Não vou mentir. Queria hoje fazer um belo texto de homenagem a um grande homem, mas o dia foi longo e agitado e o cérebro não pode mais do que aquilo que vai sair. Li pela segunda vez um livro sobre esse grande homem, e terminei-o há dias. No final das páginas as lágrimas cairam-me, a mim que sou adversa a elas, pela coragem com que lutou contra a doença, pelo sofrimento que lhe causou despedir-se de algo que ele amava, a vida. O homem de que falo faz parte dos meus poucos mas valiosos ídolos, e é conhecido como o capitão Salgueiro Maia.
Foi ele que deu origem a uma revolução sem sangue, que nos livrou duma ditadura maldita, um fechar de boca e de liberdades incalculáveis e nas quais eu não saberia viver. Ou viveria, presa numa qualquer cela, sem conseguir expressar tudo o que ia pela minha cabeça. Essa é cada vez mais a minha forma de viver, não nos vale de nada não dizermos aquilo que nos vai cá dentro, à excepção dos proibidos sentimentos que só cabem ao coração.

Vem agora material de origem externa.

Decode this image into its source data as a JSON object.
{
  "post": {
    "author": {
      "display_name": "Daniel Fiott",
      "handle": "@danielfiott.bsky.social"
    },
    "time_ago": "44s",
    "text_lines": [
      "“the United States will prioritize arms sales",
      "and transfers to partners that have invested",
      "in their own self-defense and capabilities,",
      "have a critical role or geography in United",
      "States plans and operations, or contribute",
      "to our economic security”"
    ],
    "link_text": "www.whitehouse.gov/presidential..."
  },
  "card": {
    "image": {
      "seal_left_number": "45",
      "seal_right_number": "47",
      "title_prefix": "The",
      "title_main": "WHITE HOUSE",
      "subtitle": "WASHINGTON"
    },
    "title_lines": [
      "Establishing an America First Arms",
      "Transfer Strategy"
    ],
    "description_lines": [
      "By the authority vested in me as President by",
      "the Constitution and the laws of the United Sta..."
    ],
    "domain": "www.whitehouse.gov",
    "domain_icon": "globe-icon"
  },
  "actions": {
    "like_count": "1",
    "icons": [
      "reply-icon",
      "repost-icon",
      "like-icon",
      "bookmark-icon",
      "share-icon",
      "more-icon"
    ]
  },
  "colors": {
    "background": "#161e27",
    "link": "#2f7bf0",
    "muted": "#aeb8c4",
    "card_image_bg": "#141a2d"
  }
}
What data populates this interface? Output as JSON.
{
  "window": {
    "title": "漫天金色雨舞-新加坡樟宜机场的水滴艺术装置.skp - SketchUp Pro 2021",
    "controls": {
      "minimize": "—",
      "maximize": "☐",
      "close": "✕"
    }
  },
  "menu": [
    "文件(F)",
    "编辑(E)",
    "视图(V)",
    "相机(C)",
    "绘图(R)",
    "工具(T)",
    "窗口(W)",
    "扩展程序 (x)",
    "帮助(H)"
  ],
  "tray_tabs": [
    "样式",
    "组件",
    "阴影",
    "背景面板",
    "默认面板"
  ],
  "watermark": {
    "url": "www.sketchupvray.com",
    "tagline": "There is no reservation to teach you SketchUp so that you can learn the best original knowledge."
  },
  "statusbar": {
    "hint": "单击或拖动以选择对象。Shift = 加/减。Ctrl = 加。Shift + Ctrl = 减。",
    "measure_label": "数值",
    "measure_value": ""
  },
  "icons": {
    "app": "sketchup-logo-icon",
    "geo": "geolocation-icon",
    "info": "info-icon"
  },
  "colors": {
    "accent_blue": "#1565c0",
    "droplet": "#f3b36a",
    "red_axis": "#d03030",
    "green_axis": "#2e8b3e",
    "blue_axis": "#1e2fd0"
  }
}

Ele era um militar de uma bravura incalculável, que não pensou duas vezes em morrer para nos dar liberdade, o direito ao voto, à igualdade. Quem o conheceu reconhece que mais ninguém sabia melhor mobilizar as tropas, convencer os incrédulos, ser optimista naquilo em que acreditava. Viveu e lutou por uma revolução, num dia que não deverá ter sido nada fácil mas que correu bem. No final descartaram-no, mandaram-no para longe do seu posto de trabalho porque ele falava demais, e falava daquilo que ninguém queria ouvir. Falava porque era para isso que tinha lutado, mas no fundo, talvez tenha lutado por uma utopia ou por um Portugal que ainda não nasceu. Um Portugal de igualdade, de trabalho, desenvolvimento, solidariedade, conjugados com muita alegria e divertimento... não apenas dos políticos mas também do povo. E talvez o povo ainda não estivesse e ainda não esteja preparado para isso.
Quem o conheceu também diz que não tinha um feitio fácil. Era teimoso, e tinha de levar avante aquilo que pensava. E levava. Era ele quem organizava as inúmeras viagens que fez com os amigos, e organizava-as ao milímetro, nenhum pormenor lhe escapava e se alguém ousasse dizer que havia uma melhor opção, ele amuava, e tinha de ser feito como ele queria. Mas mesmo assim todos o adoravam. Porque era íntegro, verdadeiro, especial. Não tinha medo de nada, amava a vida e todos os que o rodeavam. Não estava com ninguém só para conseguir algo, se estava era porque gostava da pessoa. Não perdia tempo com ninguém que não valesse a pena. E há tantas mais coisas para dizer sobre ele. Tantos mais livros para ler. Quem sabe um dia, antes de realizar o meu primeiro sonho de escrever um livro sobre uma estrela grunge, não escreva um livro sobre este homem que adorava ter conhecido e ter tido como melhor amigo. Segundo contam ele tinha todas as qualidades que eu adorava conhecer em alguém que quisesse ser meu melhor amigo, namorado, vizinho ou colega de corridas de cavalos. Alguém! Mas duvido que ainda hajam pessoas assim. Conheço uma no Porto, um Miguel muito especial, que só lhe falta fazer uma revolução. Em mim já fez e na minha paixão pelo jornalismo, e acredito que também já tenha feito outras revoluções na cabeça de outras pessoas.
Hoje é o dia do Salgueiro Maia. Cujo nome não ouvi hoje nos inúmeros discursos no Parlamento. Talvez por já ter morrido. Talvez por não se ter metido em bicos dos pés depois da revolução. Talvez porque não gostava de famas, e era humilde demais para ter achado que tinha feito algo glorioso. Para mim fez. E é o meu herói português. Ou um dos mais importantes. Obrigado pela liberdade. Obrigado pelo direito ao voto (mesmo que seja nulo irei sempre votar pelo respeito que tenho a este Senhor). Só tenho pena que muitos jovens, crianças e mesmo adultos não saibam quem ele é, a importância que tem na construção do Portugal que temos hoje. Tenho mesmo muita pena, e ainda hei-de pensar numa forma de diminuir esta falta de cultura pelo importante e apresentar uma solução a quem de direito. Hoje vou dormir sobre o assunto.
Hoje, e sempre, viva o Salgueiro Maia! Esteja onde estiver, que esteja feliz porque há muitos que se orgulham do seu feito maravilhoso e lhe agradecem por isso todos os dias. Um texto melhor há-de nascer um dia em que esteja menos cansada, prometo.